Ayrıca şunu da vurgulayalım; Dersim Meclisi bu oluşmların bileşenlerinden oluşacak bir çatı örgütü veya siyasi bir parti işlevi görecek bir yapı da değildir.
O halde Dersim Meclisi nedir?
Cumhuriyet’in ilk kuruluş yıllarında, Dersim’in önde gelen bazı aşiret önder ve liderlerinin oluşturmaya çalıştığı bir takım girişimleri saymazsak. Dersim toplumu son yüz yıldır hiç bir zaman, kendi adına hareket edecek ve kendi toplumsal çıkarlarını önde tutacak, söz, yetki ve karar sahibi olan bir temsiliyet gücüne sahip olmadı veya olamadı. O günden bugüne, Dersimliler hep başkaları için var olan, ama kendileri için bir varlık gösteremeyen bir toplum oldu. Bunun bir çok sebebi vardır. Ama en büyük sebebi Dersimlilerin aşiretcilik, ezbetcilik, kabilecilik, örgütcülük, particilik vs. adına birbirlerine düşman bir hale getirilmiş ve birbirleriyle sürekli didişen, kavga eden bir topluma dönüştürülmüş olmalarıdır. Dersim Meclisi, en başta buna bir son vermeyi amaçlamaktadır. Peki bunu nasıl başaracak, yüz yıldır birbiriyle didişen ve birbiriyle kavgalı olan bir toplum, tekrar yeniden nasıl barışık bir hale getirilecek?
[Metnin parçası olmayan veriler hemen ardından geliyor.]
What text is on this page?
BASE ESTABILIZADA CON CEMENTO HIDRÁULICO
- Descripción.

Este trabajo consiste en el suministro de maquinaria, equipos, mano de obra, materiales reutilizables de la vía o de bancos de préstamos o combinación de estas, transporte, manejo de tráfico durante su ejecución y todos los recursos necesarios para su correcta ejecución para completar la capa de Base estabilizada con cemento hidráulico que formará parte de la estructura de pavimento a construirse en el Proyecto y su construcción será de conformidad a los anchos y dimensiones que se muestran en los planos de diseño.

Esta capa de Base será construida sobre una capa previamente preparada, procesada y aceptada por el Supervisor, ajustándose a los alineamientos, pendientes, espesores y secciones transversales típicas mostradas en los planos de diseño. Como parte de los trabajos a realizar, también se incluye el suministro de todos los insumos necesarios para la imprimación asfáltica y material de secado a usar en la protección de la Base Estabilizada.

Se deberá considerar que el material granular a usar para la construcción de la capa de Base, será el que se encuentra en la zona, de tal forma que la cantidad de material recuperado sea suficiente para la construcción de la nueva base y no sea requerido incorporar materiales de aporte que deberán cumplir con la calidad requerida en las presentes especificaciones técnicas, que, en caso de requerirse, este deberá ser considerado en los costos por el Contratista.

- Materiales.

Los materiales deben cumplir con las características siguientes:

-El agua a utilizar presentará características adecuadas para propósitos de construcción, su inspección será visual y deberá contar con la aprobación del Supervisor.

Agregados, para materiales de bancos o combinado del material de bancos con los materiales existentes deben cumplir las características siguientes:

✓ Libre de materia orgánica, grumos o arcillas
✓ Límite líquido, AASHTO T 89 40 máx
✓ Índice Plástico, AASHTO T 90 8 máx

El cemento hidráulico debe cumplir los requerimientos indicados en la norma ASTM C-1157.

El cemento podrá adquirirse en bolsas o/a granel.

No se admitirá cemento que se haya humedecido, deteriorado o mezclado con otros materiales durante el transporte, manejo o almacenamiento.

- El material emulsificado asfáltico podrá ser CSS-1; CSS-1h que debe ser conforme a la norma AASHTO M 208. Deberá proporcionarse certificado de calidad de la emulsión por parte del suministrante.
Dersim Meclisi’nin belkide en büyük sorunu budur.
İhtiyaç, amaç ve araç:
Yeryüzünde insanlık var olalı beri, insanoğlu sahip olduğu bütün araçları yaşadığı kişisel, toplumsal ve yaşamsal ihitiyaçlarından hareketle var edip sahiplenmiştir. Elinde kullandığı taştan tutun da, ayağına taktığı çarığa kadar; başını soktuğu kulübeden tutun da, içinde yaşadığı saraya kadar; ormanda avlanmak için oluşturduğu küçük avcı çetelerden tutun da, modern dünyada yüzbinleri bulan ordu gücüne kadar; küçük bir köy meclisinden tutun da, uluslarası yetkiye sahip kurumlara, örgütlere, devletlere kadar…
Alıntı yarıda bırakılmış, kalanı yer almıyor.